Tuesday, July 1, 2014

passed

Word came down at the end of last week that I passed the 1st of many board exams and that I could officially pass go and collect $200, meaning that I could continue playing doctor at the local county health clinic.

It has nearly been 3 full weeks since I took that board exam, and in some ways I still feel a little traumatized by the whole thing -- not so much from the actual 8 hours of answering the questions, but more-so the run up; the anticipation, the fear, the adrenalin, the realization that one specific slice of 8 hours sitting in a testing center has significant implications and influence in what the rest of my life will be. Its not the end-all-be-all by any means, but it is a number (meaning the exam score) that will follow my name for the next 20 months, until the day in early 2016 when I find out what kind of medical residency I match into. And, when I say traumatized, I think it really boils down to not getting any time to grieve the process -- and process my body's grievance stemming from the mental and physical abuse I put myself through -- studying for 15 or so hours per day for over a month. This was the finishing touch of a couple of very taxing years. In fact, for over 2 years medical students look forward (with a mix of dread and killer instinct swirled together) to this exam -- years of anticipation! For most of us, we take the exam, and within a week or less we are jumping head first into our clinical education phase, where we have patients address as doctor and we are asked real questions in earnest from patients, in hopes we have some answers to their very real problems. To go from abstract, esoteric, molecular science and pharmaceutical mechanisms of action to dealing with patients and their problems in the span of 3 days, for me, was an exercise in integrating two very important perspectives -- patient care and protocol with best medical practices, which are based in the science behind it all. Its nothing if not supremely interesting and engaging. 

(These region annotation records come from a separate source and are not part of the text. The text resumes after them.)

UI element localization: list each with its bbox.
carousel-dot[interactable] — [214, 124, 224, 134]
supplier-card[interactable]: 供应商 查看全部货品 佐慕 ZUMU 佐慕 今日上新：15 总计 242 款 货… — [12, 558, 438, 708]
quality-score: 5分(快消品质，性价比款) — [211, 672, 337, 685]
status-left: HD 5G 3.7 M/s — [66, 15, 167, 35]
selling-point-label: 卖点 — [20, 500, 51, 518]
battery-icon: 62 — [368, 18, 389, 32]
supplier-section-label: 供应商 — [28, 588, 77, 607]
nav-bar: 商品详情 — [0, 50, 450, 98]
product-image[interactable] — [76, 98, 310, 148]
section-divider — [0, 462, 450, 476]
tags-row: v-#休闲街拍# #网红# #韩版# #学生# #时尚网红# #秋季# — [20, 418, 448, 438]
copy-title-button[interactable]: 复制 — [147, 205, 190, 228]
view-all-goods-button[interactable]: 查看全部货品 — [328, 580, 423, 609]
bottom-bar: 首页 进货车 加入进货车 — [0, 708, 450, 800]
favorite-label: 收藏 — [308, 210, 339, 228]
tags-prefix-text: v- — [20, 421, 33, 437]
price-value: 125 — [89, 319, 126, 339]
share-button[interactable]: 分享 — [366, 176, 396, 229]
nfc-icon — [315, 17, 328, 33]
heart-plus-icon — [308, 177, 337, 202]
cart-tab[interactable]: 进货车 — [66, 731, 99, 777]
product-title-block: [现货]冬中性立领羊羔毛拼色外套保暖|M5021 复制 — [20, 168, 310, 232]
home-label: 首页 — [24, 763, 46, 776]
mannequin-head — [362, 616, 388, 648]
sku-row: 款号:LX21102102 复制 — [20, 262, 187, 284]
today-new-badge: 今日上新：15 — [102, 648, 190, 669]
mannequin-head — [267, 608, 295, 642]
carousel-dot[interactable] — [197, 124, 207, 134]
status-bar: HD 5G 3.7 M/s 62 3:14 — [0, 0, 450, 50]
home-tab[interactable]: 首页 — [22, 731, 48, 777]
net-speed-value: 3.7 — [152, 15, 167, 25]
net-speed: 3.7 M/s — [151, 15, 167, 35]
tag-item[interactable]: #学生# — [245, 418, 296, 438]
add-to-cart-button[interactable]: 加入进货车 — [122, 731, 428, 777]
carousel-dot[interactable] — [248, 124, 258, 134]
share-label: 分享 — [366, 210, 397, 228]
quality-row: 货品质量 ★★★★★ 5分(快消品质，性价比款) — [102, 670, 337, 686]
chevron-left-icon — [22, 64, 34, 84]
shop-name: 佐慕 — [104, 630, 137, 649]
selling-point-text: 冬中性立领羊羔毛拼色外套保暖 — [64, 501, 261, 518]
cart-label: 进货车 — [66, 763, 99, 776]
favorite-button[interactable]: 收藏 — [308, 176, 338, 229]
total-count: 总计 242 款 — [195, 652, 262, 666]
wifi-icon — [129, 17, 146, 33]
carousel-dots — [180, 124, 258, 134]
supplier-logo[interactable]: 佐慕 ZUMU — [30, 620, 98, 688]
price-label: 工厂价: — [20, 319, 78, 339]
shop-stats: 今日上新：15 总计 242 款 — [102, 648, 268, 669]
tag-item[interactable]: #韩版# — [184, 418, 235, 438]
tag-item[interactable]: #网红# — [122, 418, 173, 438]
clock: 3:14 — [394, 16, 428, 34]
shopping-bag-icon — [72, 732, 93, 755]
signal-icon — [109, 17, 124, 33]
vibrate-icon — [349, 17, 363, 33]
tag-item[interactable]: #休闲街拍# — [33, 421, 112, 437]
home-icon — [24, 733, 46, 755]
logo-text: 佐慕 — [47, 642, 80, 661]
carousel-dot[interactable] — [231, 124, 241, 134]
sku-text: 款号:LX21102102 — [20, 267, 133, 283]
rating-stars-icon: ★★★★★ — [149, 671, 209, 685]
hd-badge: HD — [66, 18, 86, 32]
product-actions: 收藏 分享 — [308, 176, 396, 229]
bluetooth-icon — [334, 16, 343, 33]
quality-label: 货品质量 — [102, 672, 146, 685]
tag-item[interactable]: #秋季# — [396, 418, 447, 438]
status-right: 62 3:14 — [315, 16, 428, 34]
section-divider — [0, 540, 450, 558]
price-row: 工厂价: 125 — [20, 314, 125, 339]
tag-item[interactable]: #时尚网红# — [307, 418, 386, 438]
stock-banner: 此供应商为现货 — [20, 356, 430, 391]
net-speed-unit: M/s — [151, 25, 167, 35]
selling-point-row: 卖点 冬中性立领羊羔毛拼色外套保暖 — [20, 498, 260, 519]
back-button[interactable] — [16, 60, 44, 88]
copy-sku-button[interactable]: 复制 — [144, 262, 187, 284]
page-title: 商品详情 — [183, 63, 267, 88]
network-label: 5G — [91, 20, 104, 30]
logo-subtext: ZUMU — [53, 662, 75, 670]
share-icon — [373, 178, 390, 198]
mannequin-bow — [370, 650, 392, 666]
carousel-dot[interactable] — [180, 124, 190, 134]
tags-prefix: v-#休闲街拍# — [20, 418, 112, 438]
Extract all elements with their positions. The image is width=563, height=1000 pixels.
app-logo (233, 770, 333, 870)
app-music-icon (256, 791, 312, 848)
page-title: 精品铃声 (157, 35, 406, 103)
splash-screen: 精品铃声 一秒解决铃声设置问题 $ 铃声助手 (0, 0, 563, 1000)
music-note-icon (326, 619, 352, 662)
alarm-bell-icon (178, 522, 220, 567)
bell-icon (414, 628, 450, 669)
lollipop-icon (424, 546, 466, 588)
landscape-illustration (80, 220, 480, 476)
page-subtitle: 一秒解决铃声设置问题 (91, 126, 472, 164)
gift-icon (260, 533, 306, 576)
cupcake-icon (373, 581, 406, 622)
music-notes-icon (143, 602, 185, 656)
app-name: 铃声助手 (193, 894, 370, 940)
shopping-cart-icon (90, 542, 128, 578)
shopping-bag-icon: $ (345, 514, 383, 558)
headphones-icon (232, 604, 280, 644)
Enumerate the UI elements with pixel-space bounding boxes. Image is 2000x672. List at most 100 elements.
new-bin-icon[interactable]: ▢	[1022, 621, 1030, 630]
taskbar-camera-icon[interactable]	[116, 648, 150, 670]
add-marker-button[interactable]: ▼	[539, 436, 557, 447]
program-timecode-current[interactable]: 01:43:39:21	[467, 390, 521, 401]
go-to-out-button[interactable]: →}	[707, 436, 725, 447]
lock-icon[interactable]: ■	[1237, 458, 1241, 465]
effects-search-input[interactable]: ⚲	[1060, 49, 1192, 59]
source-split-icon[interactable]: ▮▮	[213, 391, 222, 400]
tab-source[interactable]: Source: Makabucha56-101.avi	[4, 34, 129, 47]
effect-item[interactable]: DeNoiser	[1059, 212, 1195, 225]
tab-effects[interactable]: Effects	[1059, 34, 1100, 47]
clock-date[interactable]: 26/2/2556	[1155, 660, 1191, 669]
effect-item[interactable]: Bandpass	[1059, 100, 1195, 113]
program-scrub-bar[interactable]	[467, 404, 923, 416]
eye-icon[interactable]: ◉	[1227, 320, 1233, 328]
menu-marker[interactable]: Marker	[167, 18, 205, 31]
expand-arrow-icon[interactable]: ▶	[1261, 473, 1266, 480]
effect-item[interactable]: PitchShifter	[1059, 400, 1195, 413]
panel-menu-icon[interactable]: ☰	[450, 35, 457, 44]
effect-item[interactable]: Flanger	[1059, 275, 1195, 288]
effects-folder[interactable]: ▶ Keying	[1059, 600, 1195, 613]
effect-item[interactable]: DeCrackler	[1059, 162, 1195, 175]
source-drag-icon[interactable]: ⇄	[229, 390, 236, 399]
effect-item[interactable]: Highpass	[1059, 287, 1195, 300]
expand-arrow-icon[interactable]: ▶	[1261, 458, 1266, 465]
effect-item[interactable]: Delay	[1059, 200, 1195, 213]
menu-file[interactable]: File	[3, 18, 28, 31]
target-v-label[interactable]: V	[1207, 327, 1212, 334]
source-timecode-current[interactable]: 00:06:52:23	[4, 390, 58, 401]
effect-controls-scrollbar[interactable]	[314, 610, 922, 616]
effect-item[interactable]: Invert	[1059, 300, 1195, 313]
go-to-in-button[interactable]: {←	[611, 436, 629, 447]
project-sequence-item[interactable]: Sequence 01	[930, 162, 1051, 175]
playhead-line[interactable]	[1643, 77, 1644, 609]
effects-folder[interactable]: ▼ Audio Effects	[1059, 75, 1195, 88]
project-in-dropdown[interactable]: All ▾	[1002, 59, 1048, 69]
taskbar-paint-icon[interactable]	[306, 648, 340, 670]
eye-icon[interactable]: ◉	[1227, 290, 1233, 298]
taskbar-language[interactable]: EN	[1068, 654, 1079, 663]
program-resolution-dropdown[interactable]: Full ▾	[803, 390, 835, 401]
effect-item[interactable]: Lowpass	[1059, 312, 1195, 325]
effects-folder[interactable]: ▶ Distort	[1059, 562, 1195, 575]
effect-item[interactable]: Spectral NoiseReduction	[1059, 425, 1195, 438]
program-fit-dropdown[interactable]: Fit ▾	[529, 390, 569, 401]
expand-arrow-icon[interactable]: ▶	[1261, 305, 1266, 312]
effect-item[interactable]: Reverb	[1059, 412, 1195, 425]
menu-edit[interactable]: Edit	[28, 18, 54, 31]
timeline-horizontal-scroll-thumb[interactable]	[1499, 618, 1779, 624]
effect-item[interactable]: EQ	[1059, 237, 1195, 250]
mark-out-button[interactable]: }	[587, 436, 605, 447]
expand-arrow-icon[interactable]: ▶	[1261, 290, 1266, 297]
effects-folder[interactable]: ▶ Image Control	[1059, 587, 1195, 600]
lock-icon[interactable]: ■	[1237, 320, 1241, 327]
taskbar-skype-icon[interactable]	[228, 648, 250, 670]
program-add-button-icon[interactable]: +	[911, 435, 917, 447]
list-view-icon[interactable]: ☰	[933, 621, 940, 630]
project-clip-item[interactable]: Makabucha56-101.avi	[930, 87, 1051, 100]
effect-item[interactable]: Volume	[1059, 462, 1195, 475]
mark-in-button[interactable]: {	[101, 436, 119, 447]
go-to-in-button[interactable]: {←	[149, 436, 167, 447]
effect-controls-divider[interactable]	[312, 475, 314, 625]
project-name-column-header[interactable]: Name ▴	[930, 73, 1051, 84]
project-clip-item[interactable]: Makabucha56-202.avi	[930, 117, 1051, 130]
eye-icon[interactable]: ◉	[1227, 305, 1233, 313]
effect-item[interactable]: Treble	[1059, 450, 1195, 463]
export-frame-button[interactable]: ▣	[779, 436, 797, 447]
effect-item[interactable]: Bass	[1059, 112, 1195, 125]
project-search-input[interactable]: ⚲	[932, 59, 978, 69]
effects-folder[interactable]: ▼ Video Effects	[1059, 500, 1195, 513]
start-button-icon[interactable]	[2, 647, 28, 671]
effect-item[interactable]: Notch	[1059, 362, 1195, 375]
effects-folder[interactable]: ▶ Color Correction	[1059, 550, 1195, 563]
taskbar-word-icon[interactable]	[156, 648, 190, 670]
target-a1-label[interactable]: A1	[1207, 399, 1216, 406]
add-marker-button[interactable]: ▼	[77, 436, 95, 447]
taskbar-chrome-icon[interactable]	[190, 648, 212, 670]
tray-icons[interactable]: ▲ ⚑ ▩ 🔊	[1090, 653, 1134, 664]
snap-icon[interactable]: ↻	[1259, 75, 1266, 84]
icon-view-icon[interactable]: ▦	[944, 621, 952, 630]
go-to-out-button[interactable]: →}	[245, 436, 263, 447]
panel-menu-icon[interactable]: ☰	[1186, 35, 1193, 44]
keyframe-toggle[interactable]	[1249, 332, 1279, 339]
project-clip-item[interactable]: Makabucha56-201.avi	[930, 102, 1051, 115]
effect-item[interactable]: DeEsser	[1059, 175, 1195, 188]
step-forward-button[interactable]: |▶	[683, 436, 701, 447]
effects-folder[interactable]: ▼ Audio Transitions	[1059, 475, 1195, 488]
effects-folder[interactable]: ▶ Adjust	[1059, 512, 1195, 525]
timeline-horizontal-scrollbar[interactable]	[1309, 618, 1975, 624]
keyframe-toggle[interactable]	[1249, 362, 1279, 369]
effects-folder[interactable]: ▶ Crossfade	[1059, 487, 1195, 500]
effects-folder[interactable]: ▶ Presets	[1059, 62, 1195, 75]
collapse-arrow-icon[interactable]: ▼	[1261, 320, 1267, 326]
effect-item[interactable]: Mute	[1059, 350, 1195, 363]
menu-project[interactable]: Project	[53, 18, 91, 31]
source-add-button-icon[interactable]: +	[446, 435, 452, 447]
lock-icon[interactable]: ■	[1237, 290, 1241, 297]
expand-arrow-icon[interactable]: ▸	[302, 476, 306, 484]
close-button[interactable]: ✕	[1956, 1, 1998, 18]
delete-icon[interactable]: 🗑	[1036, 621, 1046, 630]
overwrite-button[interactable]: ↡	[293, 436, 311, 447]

I am thankful now, more than ever for my years spent working in an Emergency Department. It gave me the ability to feel very comfortable with patients -- including when they are unhappy and difficult to deal with. It has given me a honed sense (for a newby) of when I'm being given a pile of bullshit for a story or history. That said, I'm not here to oust drug seekers, but still, despite their nefarious intentions, still provide that patient some kind of care. He or she may refuse to listen, and they may get angry with the decision to not dispense narcotics, but if we can still have a discussion about other aspects of health, and discuss the reasons why narcotics can't be given -- emphasizing the health risks and evaluating the other health dynamics at play, I can still walk out of the patient's room feeling like it wasn't a waste. The importance of giving a person the time of day and honestly inquiring as to their wellbeing does wonders for a power imbalanced relationship such as the doctor-patient one, and should not be forgotten, even in the most challenging clinical encounters. Sometimes ya just gotta call the sheriff though. 

Family medicine hasn't been at the top of my list of medicine to pursue -- and maybe this happens at every rotation, provided you're with people you like and respect (such as is my situation now), but the versatility provided through doing FM is more impressive than I previously thought. Maybe in month or two I'll be up on the DSB proclaiming my love of all things surgical and my pending future as an orthopod. We'll see.